13 Nisan 2020 Pazartesi

BU BİZE DERS OLSUN







Çok değerli öğretmenimiz Şener Dedebal'ın eşi Gülşen öğretmeninizin bir paylaşımını gördüm bugün. Sırayla şöyle yazıyordu bu paylaşımda:
*Ne kadar değerliymiş yollarda amaçsızca gezebilmek
*Ne kadar değerliymiş bir sokak bankına oturabilmek
*Ne kadar değerliymiş denizin maviliğini görebilmek
*Ne kadar değerliymiş "Çay demledim, gel." diyebilmek
*Ne kadar değerliymiş sevdiklerine sarılabilmek
*Ne kadar değerliymiş yağan yağmurda ıslanabilmek
*Ne kadar değerliymiş farkına varmadan yaşadıklarımız
Uzatırız bu yitirince değerini anladıklarımızı, saymakla bitmez. Çocuklarımızı, torunlarımızı göremeyiz, burnumuzun dibindeki mahalle bakkalına, markete, parka gidemeyiz. Günlük yaşayışımız, alışkanlıklarımız, ülkenin ekonomisi daha neler neler allak bullak olur. Bunlar ne zaman mı olur? Zamanı mı var arkadaş oldu bile. Bir virüs belası dünyaya diz çöktürdü.
Şu sözleri çok duyardık: Sağlığın, özgürlüğün, paranın değeri hep yitirilince anlaşılırmış. Yalnız bunlarla kalmadı yitirilince değeri anlaşılanlar.
Kim inanırdı, "Bir virüs çıkacak, ortada kol gezecek, bizler haftalarca, belki de aylarca eve kapanacağız." deselerdi bu olaydan bir süre önce?
Bilimin, tekniğin bu denli ilerlediği bu çağda "Dünyanın jandarmasıyız." diyen, silahlanmada, ekonomide, kalkınmada zirveye çıkan ülkelerin bir virüse beyaz bayrağı çekmesi ne hazin bir durumdur. Silah satarak yoksul ülkeleri birbiriyle ya da terörist örgütlerle savaştıranlar görünmez bir virüse diz çöktüler.
Televizyon haberlerinde "coronavirüs"ten başka haber yok. Dinlemiyorum artık.
Size gülünç bir durumumu anlatayım, hem de kendimi ihbar edeyim. Bakalım ceza falan gelecek mi?
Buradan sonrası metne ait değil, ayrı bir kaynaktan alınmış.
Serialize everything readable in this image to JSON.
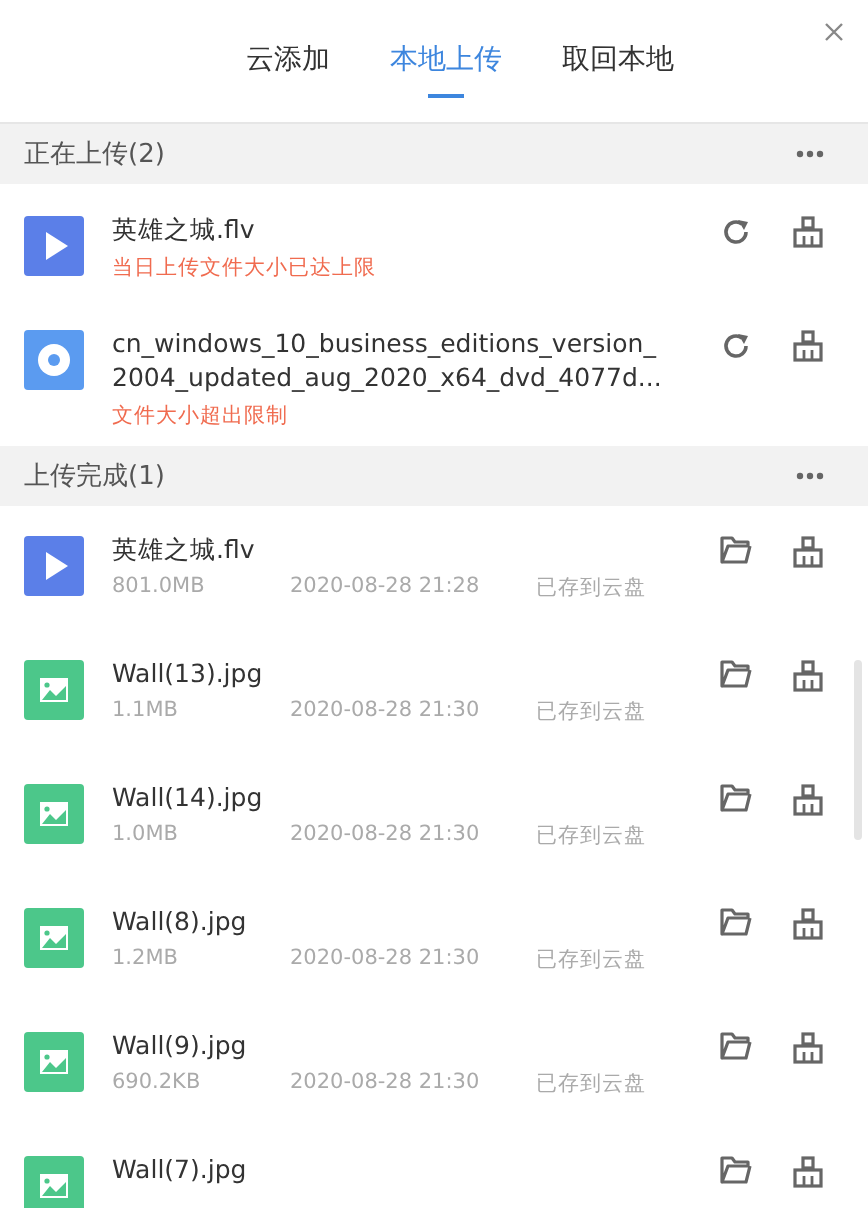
{
  "tabs": [
    {
      "label": "云添加",
      "selected": false
    },
    {
      "label": "本地上传",
      "selected": true
    },
    {
      "label": "取回本地",
      "selected": false
    }
  ],
  "sections": [
    {
      "title": "正在上传(2)",
      "kind": "uploading",
      "items": [
        {
          "kind": "video",
          "name": "英雄之城.flv",
          "error": "当日上传文件大小已达上限"
        },
        {
          "kind": "disc",
          "name": "cn_windows_10_business_editions_version_2004_updated_aug_2020_x64_dvd_4077d...",
          "error": "文件大小超出限制"
        }
      ]
    },
    {
      "title": "上传完成(1)",
      "kind": "done",
      "items": [
        {
          "kind": "video",
          "name": "英雄之城.flv",
          "size": "801.0MB",
          "time": "2020-08-28 21:28",
          "status": "已存到云盘"
        },
        {
          "kind": "image",
          "name": "Wall(13).jpg",
          "size": "1.1MB",
          "time": "2020-08-28 21:30",
          "status": "已存到云盘"
        },
        {
          "kind": "image",
          "name": "Wall(14).jpg",
          "size": "1.0MB",
          "time": "2020-08-28 21:30",
          "status": "已存到云盘"
        },
        {
          "kind": "image",
          "name": "Wall(8).jpg",
          "size": "1.2MB",
          "time": "2020-08-28 21:30",
          "status": "已存到云盘"
        },
        {
          "kind": "image",
          "name": "Wall(9).jpg",
          "size": "690.2KB",
          "time": "2020-08-28 21:30",
          "status": "已存到云盘"
        },
        {
          "kind": "image",
          "name": "Wall(7).jpg"
        }
      ]
    }
  ]
}
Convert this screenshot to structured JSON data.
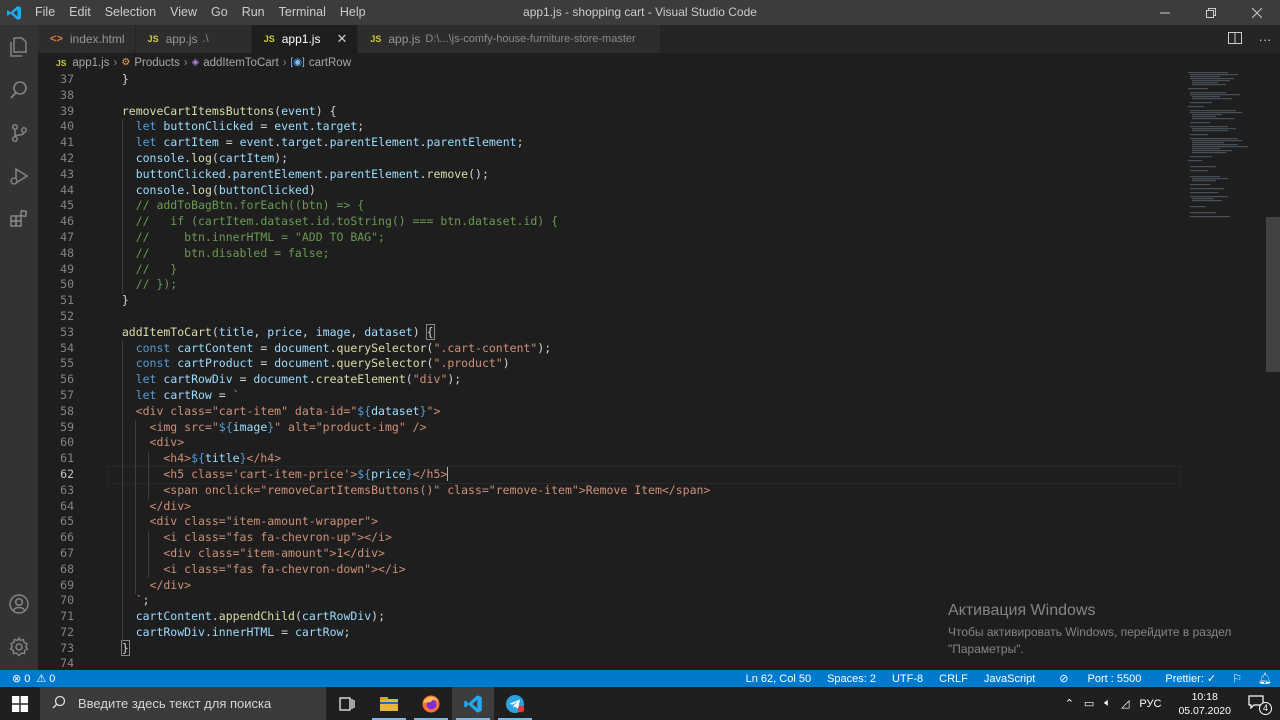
{
  "titlebar": {
    "menu": [
      "File",
      "Edit",
      "Selection",
      "View",
      "Go",
      "Run",
      "Terminal",
      "Help"
    ],
    "title": "app1.js - shopping cart - Visual Studio Code"
  },
  "tabs": [
    {
      "icon": "<>",
      "label": "index.html",
      "desc": ""
    },
    {
      "icon": "JS",
      "label": "app.js",
      "desc": ".\\"
    },
    {
      "icon": "JS",
      "label": "app1.js",
      "desc": ""
    },
    {
      "icon": "JS",
      "label": "app.js",
      "desc": "D:\\...\\js-comfy-house-furniture-store-master"
    }
  ],
  "breadcrumb": {
    "file_icon": "JS",
    "file": "app1.js",
    "class": "Products",
    "method": "addItemToCart",
    "variable": "cartRow"
  },
  "editor": {
    "line_numbers": [
      "37",
      "38",
      "39",
      "40",
      "41",
      "42",
      "43",
      "44",
      "45",
      "46",
      "47",
      "48",
      "49",
      "50",
      "51",
      "52",
      "53",
      "54",
      "55",
      "56",
      "57",
      "58",
      "59",
      "60",
      "61",
      "62",
      "63",
      "64",
      "65",
      "66",
      "67",
      "68",
      "69",
      "70",
      "71",
      "72",
      "73",
      "74"
    ],
    "current_line": "62"
  },
  "activation": {
    "title": "Активация Windows",
    "line1": "Чтобы активировать Windows, перейдите в раздел",
    "line2": "\"Параметры\"."
  },
  "statusbar": {
    "errors": "0",
    "warnings": "0",
    "position": "Ln 62, Col 50",
    "spaces": "Spaces: 2",
    "encoding": "UTF-8",
    "eol": "CRLF",
    "language": "JavaScript",
    "port": "Port : 5500",
    "prettier": "Prettier: ✓"
  },
  "taskbar": {
    "search_placeholder": "Введите здесь текст для поиска",
    "lang": "РУС",
    "time": "10:18",
    "date": "05.07.2020",
    "notification_count": "4"
  },
  "colors": {
    "statusbar": "#007acc",
    "titlebar": "#3c3c3c",
    "activitybar": "#333333",
    "editor": "#1e1e1e"
  }
}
İki gün önce son günü olduğu için kredi kartı borcunu yatırmam gerekiyordu. Yatırmasam faiz işleyecek. "Ne olursa olsun, sabah erkenden çıkıp yatırayım." dedim.
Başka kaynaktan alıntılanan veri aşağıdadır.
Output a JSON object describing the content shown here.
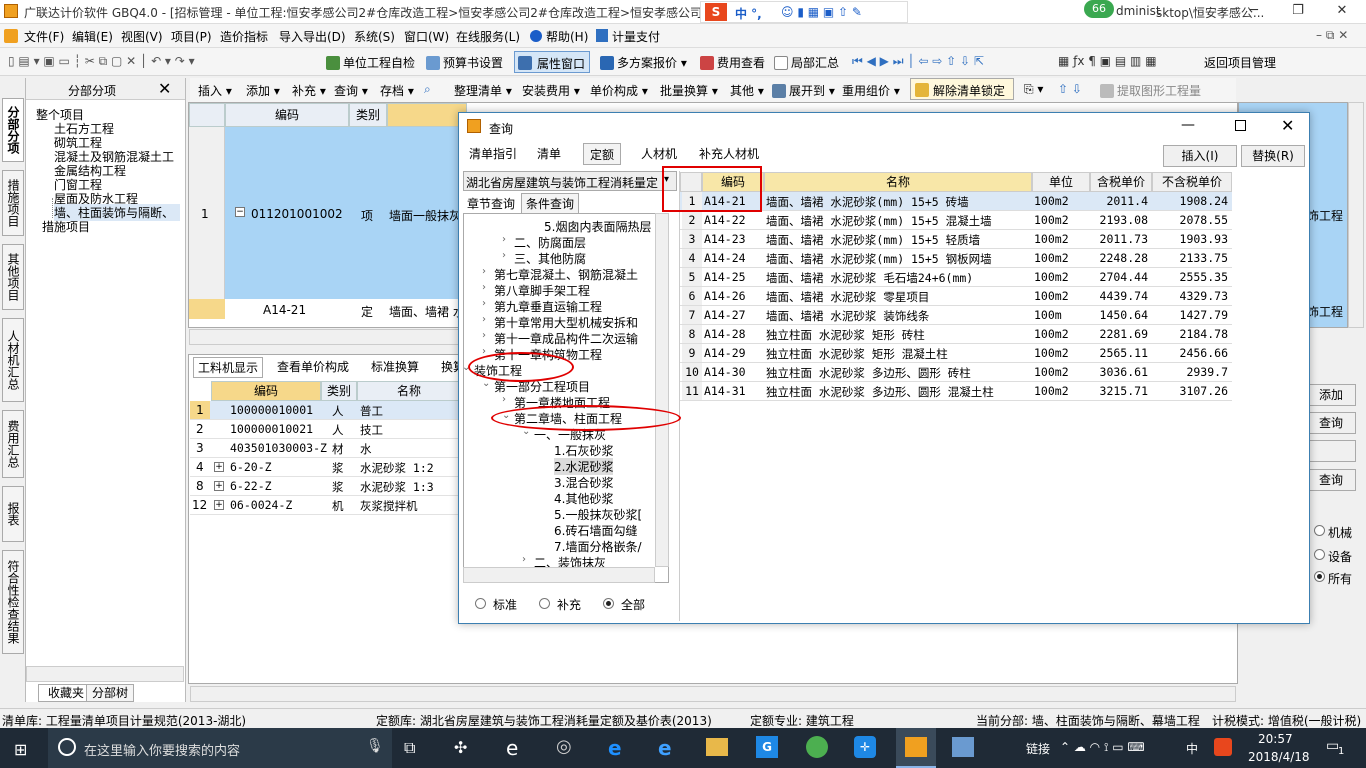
{
  "window": {
    "title": "广联达计价软件 GBQ4.0 - [招标管理 - 单位工程:恒安孝感公司2#仓库改造工程>恒安孝感公司2#仓库改造工程>恒安孝感公司2#",
    "title_tail": "dministrator.PC-20141127NRH",
    "title_tail2": "sktop\\恒安孝感公...",
    "badge": "66",
    "min": "─",
    "max": "❐",
    "close": "✕"
  },
  "menubar": [
    "文件(F)",
    "编辑(E)",
    "视图(V)",
    "项目(P)",
    "造价指标",
    "导入导出(D)",
    "系统(S)",
    "窗口(W)",
    "在线服务(L)",
    "帮助(H)",
    "计量支付"
  ],
  "toolbar1": {
    "self_check": "单位工程自检",
    "budget_settings": "预算书设置",
    "property_window": "属性窗口",
    "multi_plan": "多方案报价",
    "fee_view": "费用查看",
    "partial_total": "局部汇总",
    "return_project": "返回项目管理"
  },
  "toolbar2": [
    "插入",
    "添加",
    "补充",
    "查询",
    "存档",
    "整理清单",
    "安装费用",
    "单价构成",
    "批量换算",
    "其他",
    "展开到",
    "重用组价",
    "解除清单锁定",
    "提取图形工程量"
  ],
  "vtabs": [
    "分部分项",
    "措施项目",
    "其他项目",
    "人材机汇总",
    "费用汇总",
    "报表",
    "符合性检查结果"
  ],
  "leftpanel": {
    "title": "分部分项",
    "items": [
      "整个项目",
      "土石方工程",
      "砌筑工程",
      "混凝土及钢筋混凝土工",
      "金属结构工程",
      "门窗工程",
      "屋面及防水工程",
      "墙、柱面装饰与隔断、",
      "措施项目"
    ],
    "bottom_tabs": [
      "收藏夹",
      "分部树"
    ]
  },
  "grid": {
    "headers": [
      "编码",
      "类别"
    ],
    "rows": [
      {
        "num": "1",
        "code": "011201001002",
        "type": "项",
        "name": "墙面一般抹灰",
        "tail": "饰工程"
      },
      {
        "num": "",
        "code": "A14-21",
        "type": "定",
        "name": "墙面、墙裙 水",
        "tail": "饰工程"
      }
    ]
  },
  "lower": {
    "tabs": [
      "工料机显示",
      "查看单价构成",
      "标准换算",
      "换算"
    ],
    "headers": [
      "编码",
      "类别",
      "名称"
    ],
    "rows": [
      {
        "num": "1",
        "code": "100000010001",
        "type": "人",
        "name": "普工"
      },
      {
        "num": "2",
        "code": "100000010021",
        "type": "人",
        "name": "技工"
      },
      {
        "num": "3",
        "code": "403501030003-Z",
        "type": "材",
        "name": "水"
      },
      {
        "num": "4",
        "code": "6-20-Z",
        "type": "浆",
        "name": "水泥砂浆 1:2"
      },
      {
        "num": "8",
        "code": "6-22-Z",
        "type": "浆",
        "name": "水泥砂浆 1:3"
      },
      {
        "num": "12",
        "code": "06-0024-Z",
        "type": "机",
        "name": "灰浆搅拌机"
      }
    ]
  },
  "right_side": {
    "buttons": [
      "添加",
      "查询",
      "查询"
    ],
    "radios": [
      {
        "label": "机械",
        "on": false
      },
      {
        "label": "设备",
        "on": false
      },
      {
        "label": "所有",
        "on": true
      }
    ]
  },
  "dialog": {
    "title": "查询",
    "tabs": [
      "清单指引",
      "清单",
      "定额",
      "人材机",
      "补充人材机"
    ],
    "insert_btn": "插入(I)",
    "replace_btn": "替换(R)",
    "quota_library": "湖北省房屋建筑与装饰工程消耗量定",
    "subtabs": [
      "章节查询",
      "条件查询"
    ],
    "tree": [
      {
        "text": "5.烟囱内表面隔热层",
        "indent": 80
      },
      {
        "text": "二、防腐面层",
        "indent": 50
      },
      {
        "text": "三、其他防腐",
        "indent": 50
      },
      {
        "text": "第七章混凝土、钢筋混凝土",
        "indent": 30
      },
      {
        "text": "第八章脚手架工程",
        "indent": 30
      },
      {
        "text": "第九章垂直运输工程",
        "indent": 30
      },
      {
        "text": "第十章常用大型机械安拆和",
        "indent": 30
      },
      {
        "text": "第十一章成品构件二次运输",
        "indent": 30
      },
      {
        "text": "第十一章构筑物工程",
        "indent": 30
      },
      {
        "text": "装饰工程",
        "indent": 10
      },
      {
        "text": "第一部分工程项目",
        "indent": 30
      },
      {
        "text": "第一章楼地面工程",
        "indent": 50
      },
      {
        "text": "第二章墙、柱面工程",
        "indent": 50
      },
      {
        "text": "一、一般抹灰",
        "indent": 70
      },
      {
        "text": "1.石灰砂浆",
        "indent": 90
      },
      {
        "text": "2.水泥砂浆",
        "indent": 90
      },
      {
        "text": "3.混合砂浆",
        "indent": 90
      },
      {
        "text": "4.其他砂浆",
        "indent": 90
      },
      {
        "text": "5.一般抹灰砂浆[",
        "indent": 90
      },
      {
        "text": "6.砖石墙面勾缝",
        "indent": 90
      },
      {
        "text": "7.墙面分格嵌条/",
        "indent": 90
      },
      {
        "text": "二、装饰抹灰",
        "indent": 70
      }
    ],
    "radios": [
      {
        "label": "标准",
        "on": false
      },
      {
        "label": "补充",
        "on": false
      },
      {
        "label": "全部",
        "on": true
      }
    ],
    "table_headers": [
      "编码",
      "名称",
      "单位",
      "含税单价",
      "不含税单价"
    ],
    "table_rows": [
      {
        "n": "1",
        "code": "A14-21",
        "name": "墙面、墙裙 水泥砂浆(mm) 15+5 砖墙",
        "unit": "100m2",
        "tax": "2011.4",
        "notax": "1908.24"
      },
      {
        "n": "2",
        "code": "A14-22",
        "name": "墙面、墙裙 水泥砂浆(mm) 15+5 混凝土墙",
        "unit": "100m2",
        "tax": "2193.08",
        "notax": "2078.55"
      },
      {
        "n": "3",
        "code": "A14-23",
        "name": "墙面、墙裙 水泥砂浆(mm) 15+5 轻质墙",
        "unit": "100m2",
        "tax": "2011.73",
        "notax": "1903.93"
      },
      {
        "n": "4",
        "code": "A14-24",
        "name": "墙面、墙裙 水泥砂浆(mm) 15+5 钢板网墙",
        "unit": "100m2",
        "tax": "2248.28",
        "notax": "2133.75"
      },
      {
        "n": "5",
        "code": "A14-25",
        "name": "墙面、墙裙 水泥砂浆 毛石墙24+6(mm)",
        "unit": "100m2",
        "tax": "2704.44",
        "notax": "2555.35"
      },
      {
        "n": "6",
        "code": "A14-26",
        "name": "墙面、墙裙 水泥砂浆 零星项目",
        "unit": "100m2",
        "tax": "4439.74",
        "notax": "4329.73"
      },
      {
        "n": "7",
        "code": "A14-27",
        "name": "墙面、墙裙 水泥砂浆 装饰线条",
        "unit": "100m",
        "tax": "1450.64",
        "notax": "1427.79"
      },
      {
        "n": "8",
        "code": "A14-28",
        "name": "独立柱面 水泥砂浆 矩形 砖柱",
        "unit": "100m2",
        "tax": "2281.69",
        "notax": "2184.78"
      },
      {
        "n": "9",
        "code": "A14-29",
        "name": "独立柱面 水泥砂浆 矩形 混凝土柱",
        "unit": "100m2",
        "tax": "2565.11",
        "notax": "2456.66"
      },
      {
        "n": "10",
        "code": "A14-30",
        "name": "独立柱面 水泥砂浆 多边形、圆形 砖柱",
        "unit": "100m2",
        "tax": "3036.61",
        "notax": "2939.7"
      },
      {
        "n": "11",
        "code": "A14-31",
        "name": "独立柱面 水泥砂浆 多边形、圆形 混凝土柱",
        "unit": "100m2",
        "tax": "3215.71",
        "notax": "3107.26"
      }
    ]
  },
  "statusbar": [
    "清单库: 工程量清单项目计量规范(2013-湖北)",
    "定额库: 湖北省房屋建筑与装饰工程消耗量定额及基价表(2013)",
    "定额专业: 建筑工程",
    "当前分部: 墙、柱面装饰与隔断、幕墙工程",
    "计税模式: 增值税(一般计税)"
  ],
  "taskbar": {
    "search_placeholder": "在这里输入你要搜索的内容",
    "link_label": "链接",
    "lang": "中",
    "time": "20:57",
    "date": "2018/4/18",
    "notif": "1"
  },
  "ime": {
    "label": "中 °,"
  }
}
Sabah 6.30'da evden çıktım. Elimde eldiven, ağzımda maske, donanım tamam, Eldivenden ayrı elime bir de kağıt havlu parçası aldım, asansör kapısına, dış kapıya onunla dokunayım diye. Sokağa çıktım, in cin top oynuyor. ATM'ler eve yakındı; ama arabayı da çalıştırmış olayım diye arabayla gittim.
Önce parayı çekeceğim banka ATM'sinin tuşlarını ıslak mendille sildim. Çektiğim parayı kağıt peçetenin arasına koydum.
Parayı yatıracağım ATM'nin başında da aynı işlemler. Bu arada da erken saat de olsa sağa sola bakıyorum. Polis görürse ceza yemek de var.
Arabaya binince kağıt peçete içindeki parayı koltuğun üzerine bıraktım. Eve çıkınca balkona kartlarla birlikte atıp bekleteceğim.
Eve çıktım, montumu, pantolonumu çıkarıp balkona astım. Eldiveni çıkarıp elimi bir güzel sabunladım. Onunla da kalmadım doğru duşa.
Ve dedim ki kendi kendime "Yahu, ne oldu böyle, teslim olduk görünmez bir virüse. Paranoyak etti bizi, manyaklaştırdı hepimizi."
Bugün torunlar Whatsapp'tan görüntüler yollamışlar. Biri balkondan yem atıyor kuşlara, biri de ayva yiyor balkonda. Onlara hasret kaldık, asıl ayvayı da biz yedik galiba.
Daha ne gülünçlükler,ne tuhaflıklar.
Bir de bunca olumsuzluğu anlatırken dedim ki kendi kendime "Bardağın az da olsa dolu yanı da var mı?"
Benim için oldu. Yazı yazdım, resim çizdim, şimdiye dek dört kitap okudum. Yoksa bu sıkıntıya dayanmak zor. Bu da benim için züğürt tesellisi oldu.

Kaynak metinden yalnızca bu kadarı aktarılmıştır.